All in all I think that Filipinos are some of the nicest people in the world, although there are some bad seeds, but what country doesn’t have those.  I feel safer walking around here at night then I would walking around downtown Houston, New York City, Los Angeles, the east side of St. Louis, the south side of Chicago and many other places in the United States.  I just mind my own business, I don’t act like a jerk and if I have large amounts of money (which is rare), I don’t flash it around.  You see, just common sense.

To anyone that is thinking about retiring here in the Philippines, please don’t go by hear say.  For the best information check out the blogs of the expats that are already in the Philippines.  If you can find one that already lives in the area you think you want to live, that’s great.  I think just about any of us will be able to assist you though.  We know the facts about what is and what isn’t.  Come take a look for yourself, but don’t forget to bring your common sense.

See ya later “Joe”.

(this website makes some good points and starts off in French, but switches to English – feature picture from here)




  1. Hey Joe, What’s your name? I hear a lot from younger Filipinos from older ones I hear Hello my friend, I look at it as just a greeting, I reply with my name and if kids, call them dong if older I say pare ko or kuya, it does get smiles when they hear their own language. The piso,piso, pasko, crap gets on my nerves I learned a loud hindi is enough to draw attention to what’s going on and usually ends the piso piso requesting Filipinos because they hate to be embarrassed at any age. When the gates of our compound are open we sometime get beggars or the singing guitar players both I find as irritable but best way to get rid of them is ignore them behind closed doors.

    • Usually when you tell any Filipino something in Tagalog, they smile. I wonder if the white people here that speak fluent Tagalog have them rolling all day long? I usually hide in the house all day, so I don’t see too many beggars. I wouldn’t mind giving some of them food, especially the old ones, but then they come by more often and come to expect it all the time and maybe they tell each other.

      • How do you keep your sanity being cooped up all the time UJ? I’m an outdoor kinda guy and you won’t find me inside too often. My thoughts about beggars – why would a beggar tell another beggar about their source of free food and ruin it for themselves? It could go both ways I guess. Sometimes it just may be hard to keep a good secret with the good ole bamboo telegraph. 🙂

        • Oh I don’t mind getting out, if there is something to do. I can stay for hours upon hours in front of the computer though. It’s one of the things that keeps me from eating so much too. When I’m on the computer I tend not to eat very much at all. I do seem to drink more though, not all alcohol either.
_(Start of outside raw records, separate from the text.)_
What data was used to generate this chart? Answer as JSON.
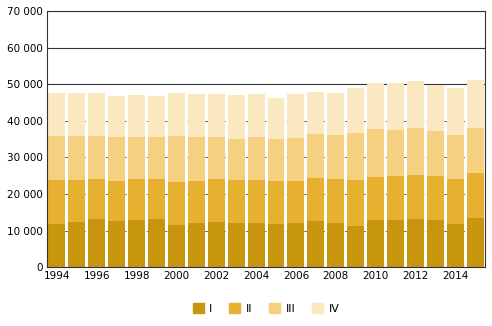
{
  "years": [
    1994,
    1995,
    1996,
    1997,
    1998,
    1999,
    2000,
    2001,
    2002,
    2003,
    2004,
    2005,
    2006,
    2007,
    2008,
    2009,
    2010,
    2011,
    2012,
    2013,
    2014,
    2015
  ],
  "Q1": [
    11900,
    12300,
    13100,
    12700,
    13000,
    13200,
    11600,
    12100,
    12300,
    12200,
    12100,
    11800,
    12100,
    12600,
    12100,
    11400,
    12900,
    13000,
    13100,
    12900,
    11900,
    13400
  ],
  "Q2": [
    11900,
    11500,
    10900,
    11000,
    11000,
    10800,
    11700,
    11600,
    11700,
    11700,
    11800,
    11900,
    11600,
    11900,
    12100,
    12500,
    11700,
    11800,
    12000,
    12100,
    12100,
    12300
  ],
  "Q3": [
    12100,
    12100,
    11900,
    11900,
    11700,
    11700,
    12500,
    11900,
    11600,
    11200,
    11600,
    11300,
    11600,
    11900,
    12000,
    12800,
    13100,
    12600,
    13000,
    12100,
    12100,
    12400
  ],
  "Q4": [
    11700,
    11700,
    11600,
    11200,
    11400,
    11200,
    11900,
    11600,
    11600,
    11900,
    11900,
    11300,
    11900,
    11400,
    11400,
    12300,
    12500,
    12900,
    12900,
    12800,
    12900,
    13000
  ],
  "colors": [
    "#c8960c",
    "#e8b030",
    "#f5d080",
    "#fae8c0"
  ],
  "ylim": [
    0,
    70000
  ],
  "yticks": [
    0,
    10000,
    20000,
    30000,
    40000,
    50000,
    60000,
    70000
  ],
  "ytick_labels": [
    "0",
    "10 000",
    "20 000",
    "30 000",
    "40 000",
    "50 000",
    "60 000",
    "70 000"
  ],
  "legend_labels": [
    "I",
    "II",
    "III",
    "IV"
  ],
  "bar_width": 0.85,
  "background_color": "#ffffff",
  "solid_yticks": [
    0,
    50000,
    60000,
    70000
  ],
  "dashed_yticks": [
    10000,
    20000,
    30000,
    40000
  ]
}
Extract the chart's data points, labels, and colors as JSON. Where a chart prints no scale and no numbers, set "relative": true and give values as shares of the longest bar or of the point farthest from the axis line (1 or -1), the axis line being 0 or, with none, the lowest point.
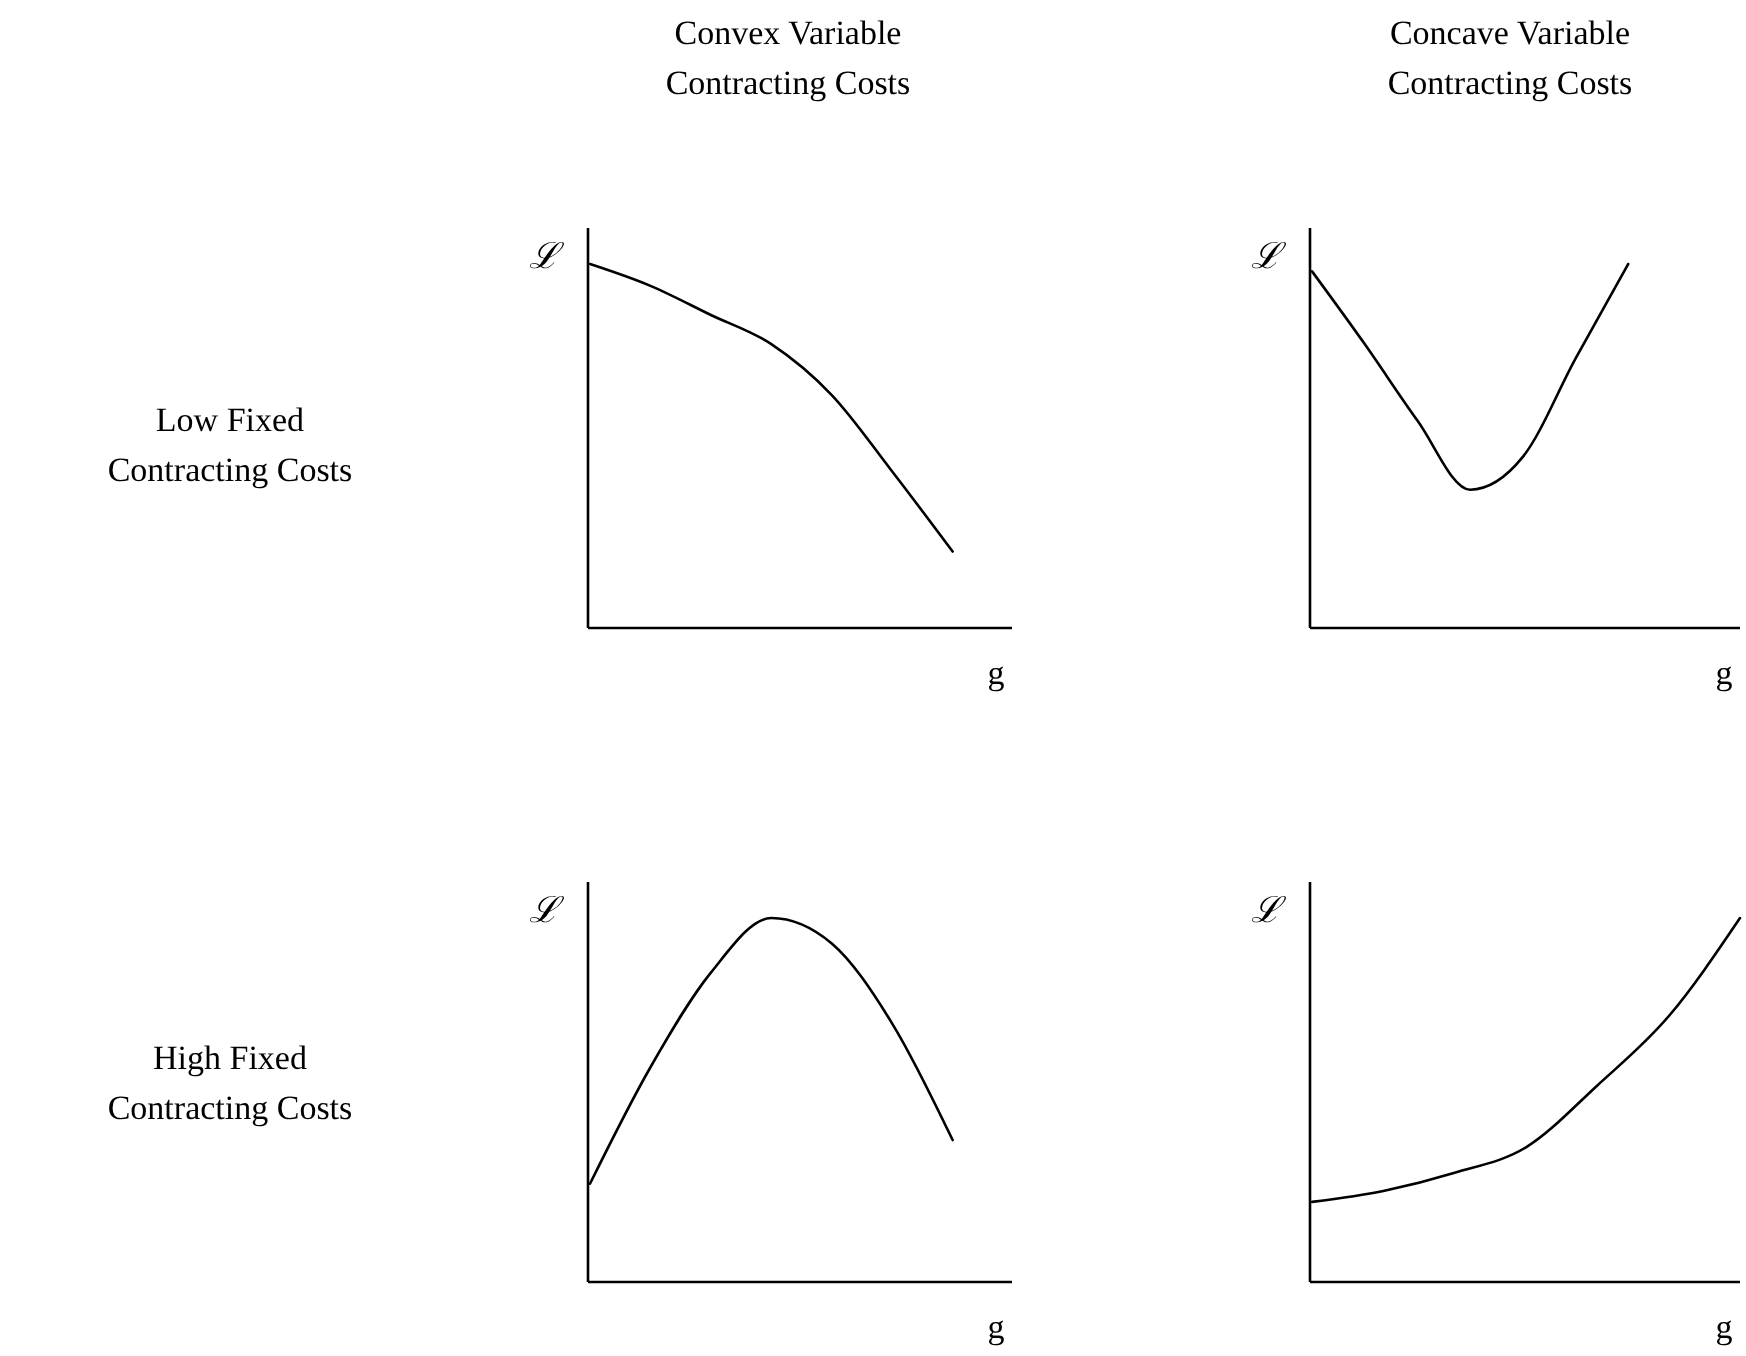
{
  "chart_data": [
    {
      "type": "line",
      "title": "Convex Variable Contracting Costs",
      "annotations": [
        "Low Fixed Contracting Costs"
      ],
      "xlabel": "g",
      "ylabel": "ℒ",
      "relative": true,
      "categories": [
        null,
        null,
        null,
        null,
        null,
        null,
        null
      ],
      "series": [
        {
          "color": "#000000",
          "values": [
            1,
            0.94,
            0.86,
            0.78,
            0.64,
            0.43,
            0.21
          ]
        }
      ]
    },
    {
      "type": "line",
      "title": "Concave Variable Contracting Costs",
      "xlabel": "g",
      "ylabel": "ℒ",
      "relative": true,
      "categories": [
        null,
        null,
        null,
        null,
        null,
        null,
        null
      ],
      "series": [
        {
          "color": "#000000",
          "values": [
            0.98,
            0.78,
            0.57,
            0.38,
            0.47,
            0.74,
            1
          ]
        }
      ]
    },
    {
      "type": "line",
      "annotations": [
        "High Fixed Contracting Costs"
      ],
      "xlabel": "g",
      "ylabel": "ℒ",
      "relative": true,
      "categories": [
        null,
        null,
        null,
        null,
        null,
        null,
        null
      ],
      "series": [
        {
          "color": "#000000",
          "values": [
            0.27,
            0.59,
            0.85,
            1,
            0.93,
            0.71,
            0.39
          ]
        }
      ]
    },
    {
      "type": "line",
      "xlabel": "g",
      "ylabel": "ℒ",
      "relative": true,
      "categories": [
        null,
        null,
        null,
        null,
        null,
        null,
        null
      ],
      "series": [
        {
          "color": "#000000",
          "values": [
            0.22,
            0.25,
            0.3,
            0.37,
            0.54,
            0.73,
            1
          ]
        }
      ]
    }
  ]
}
    • I guess you can’t pity the guy who’s real name is Joe! I usually just ignore them and over time I’m sure they will get to know your name, especially in the smaller communities. I agree with you on the begging thing – a healthy ‘hindi’ usually prevents it in the future. After three years of living in Olongapo, I felt I had everyone well trained along my normal daily route but could get annoyed whenever I had to deviate. hahah.

      • This “vacation” I was on, I met a guy named Joe, remember. I told him that I guess the “Hello Joe” doesn’t bother you. It didn’t.

  2. I usually respond to the ‘Hello Joes’ because I take it for granted the kids are just trying to be friendly and have a little fun. Their English may not be that good so I generally respond with a ‘Kamusta Ka?’ of my own. That makes the smiles even wider and gets some of the shyer ones to smile, too. Kids will be kids after all. It’s not the ‘Hello Joe” but the ‘peso, peso’ that I find a little annoying, lol.

    • Like I said in the post, I had it in my mind that it was rude for kids to be saying “Hey Joe”. Since I’ve brought this subject up on here and talking with a couple of other people, maybe I was wrong. I’m not wrong about the “Peso, Peso” though, that will still bother me. You are right, it gets annoying when you get too many of them asking on a daily basis. Luckily I don’t have them asking me daily anymore.